There are some things that Blizzard won't recover. They won't give you your trade skills back if someone unlearns them. They won't rebuild your guild.
So, I was really hoping to get one of these.
-Bad Mojo
And man that dog looks like he's having a good time, but that monkey is f*cking into it. This isn't his recreation; this is his life and he knows it in a way I will never know anything. --Danjo Olivaw
Yeah these are handy as I don't think Blizzard really owes anyone anything if their account gets hacked. Getting a virus is usually not a passive thing. It usually requires action on the users part, and I am surprised blizzard even gives lost items and gold back to hacked accounts. That's really nice of them.
The Gaming Chronicles
PSN ID: Harbinger01
Steam ID: [GWJ] CrashedHardrive
Elysium wrote:
I don't use noscript, but I use AdBlock and at least 1 other content blocker.
I think the only place I allow even Flash movies to play without me actively clicking on them to play is YouTube.
We recently found that my wife had a whole lot of badness on her machine, including MULTIPLE keyloggers.
On doing some research, it's one that can travel through your router onto trusted networks.
Her system took about 3-4 hours for AdAware to scan.
So we decided I should check my system.
All I had were tracking cookies and the MRU list in normal software.
Looks like the "annoyances" in Vista can actually do some good.
"And my son, too, thinks everything is a launchpad, every bug a meal, and every sunny day a reason to take all your clothes off and roll around in the grass." - rabbit
Just got mine today and attached it to my account.Hope it works well-and I don't lose it.
They are available again... I just ordered mine.
Holy schnikies, that was fast, they're sold out again.
XBox Live / PSN: jonnypolite | WoW: Cait (Warlock) on Blackhand | Twitter
Mine STILL has not shipped. I'm getting annoyed.

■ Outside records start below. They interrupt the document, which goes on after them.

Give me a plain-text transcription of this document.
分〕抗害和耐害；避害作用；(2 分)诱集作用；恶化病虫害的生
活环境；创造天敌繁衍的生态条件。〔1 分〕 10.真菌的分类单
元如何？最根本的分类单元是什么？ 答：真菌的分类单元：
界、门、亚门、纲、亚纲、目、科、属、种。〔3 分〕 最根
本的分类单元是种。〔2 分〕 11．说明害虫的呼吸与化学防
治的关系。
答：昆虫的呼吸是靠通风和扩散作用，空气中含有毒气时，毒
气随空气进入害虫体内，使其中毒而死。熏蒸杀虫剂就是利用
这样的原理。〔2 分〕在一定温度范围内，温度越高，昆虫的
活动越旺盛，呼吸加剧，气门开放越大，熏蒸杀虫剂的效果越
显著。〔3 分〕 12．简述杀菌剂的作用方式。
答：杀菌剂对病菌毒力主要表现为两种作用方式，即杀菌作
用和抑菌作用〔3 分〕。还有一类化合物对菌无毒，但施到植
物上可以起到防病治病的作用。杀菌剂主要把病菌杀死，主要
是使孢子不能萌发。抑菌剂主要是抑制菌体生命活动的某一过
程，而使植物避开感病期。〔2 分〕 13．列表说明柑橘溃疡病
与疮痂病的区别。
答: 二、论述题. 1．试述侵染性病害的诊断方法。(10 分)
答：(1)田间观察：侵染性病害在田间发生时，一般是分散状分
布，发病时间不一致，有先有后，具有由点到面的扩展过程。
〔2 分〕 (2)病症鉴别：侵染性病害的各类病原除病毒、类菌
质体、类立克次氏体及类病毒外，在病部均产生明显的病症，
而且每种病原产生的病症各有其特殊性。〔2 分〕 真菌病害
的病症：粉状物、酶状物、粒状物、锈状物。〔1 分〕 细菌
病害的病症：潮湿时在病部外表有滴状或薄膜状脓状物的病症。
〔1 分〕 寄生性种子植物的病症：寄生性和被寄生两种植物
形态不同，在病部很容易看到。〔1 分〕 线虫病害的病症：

ARGH I wanted to order one when they're back in stock
tell her to stop looking at the pr0n...
what would be cool is if it was a USB fob that you just could plug in and the game would automatically get he code, but I guess typing in an eight digit number isn't so terribly difficult.

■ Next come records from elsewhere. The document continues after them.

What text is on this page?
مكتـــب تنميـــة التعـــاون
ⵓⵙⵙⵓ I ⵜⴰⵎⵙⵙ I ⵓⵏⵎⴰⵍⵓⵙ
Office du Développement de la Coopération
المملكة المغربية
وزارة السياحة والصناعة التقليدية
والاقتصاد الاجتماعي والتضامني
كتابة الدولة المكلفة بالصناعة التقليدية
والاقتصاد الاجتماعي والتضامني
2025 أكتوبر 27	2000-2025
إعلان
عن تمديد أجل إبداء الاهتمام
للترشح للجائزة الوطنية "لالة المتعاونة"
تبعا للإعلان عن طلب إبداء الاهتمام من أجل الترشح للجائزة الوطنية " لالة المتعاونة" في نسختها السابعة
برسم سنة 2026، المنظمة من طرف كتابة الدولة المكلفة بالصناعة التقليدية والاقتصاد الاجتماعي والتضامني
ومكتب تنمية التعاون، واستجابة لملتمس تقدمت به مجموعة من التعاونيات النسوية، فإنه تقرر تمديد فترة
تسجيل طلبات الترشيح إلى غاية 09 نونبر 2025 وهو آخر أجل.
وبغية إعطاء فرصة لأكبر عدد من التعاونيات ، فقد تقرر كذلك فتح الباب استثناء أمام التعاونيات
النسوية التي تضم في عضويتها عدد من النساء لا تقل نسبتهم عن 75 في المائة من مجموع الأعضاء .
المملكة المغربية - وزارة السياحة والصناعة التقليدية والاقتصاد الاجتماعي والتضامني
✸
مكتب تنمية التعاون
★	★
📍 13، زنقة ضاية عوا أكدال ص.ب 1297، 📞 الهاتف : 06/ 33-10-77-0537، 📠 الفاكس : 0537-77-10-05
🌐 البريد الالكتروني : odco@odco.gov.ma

"Also, I have four legs and am covered in wool. Baa!" *Legion* reveals his inner furry.
Maybe not for you "10 fingered people"...
Xbox Live : Aries GWJ PSN : AriesGWJ Spore : Ariesgwj
Malor-did you check your e-mail lately from Blizzard's store? I heard that a lot of the first authenticator orders were actually cancelled due to the fact that they exceeded their supply but didnt reflect that online yet-thus they had to send out refunds/cancellations.Is it possible you missed yours?(In which case you'll have to reorder,unfortunately.)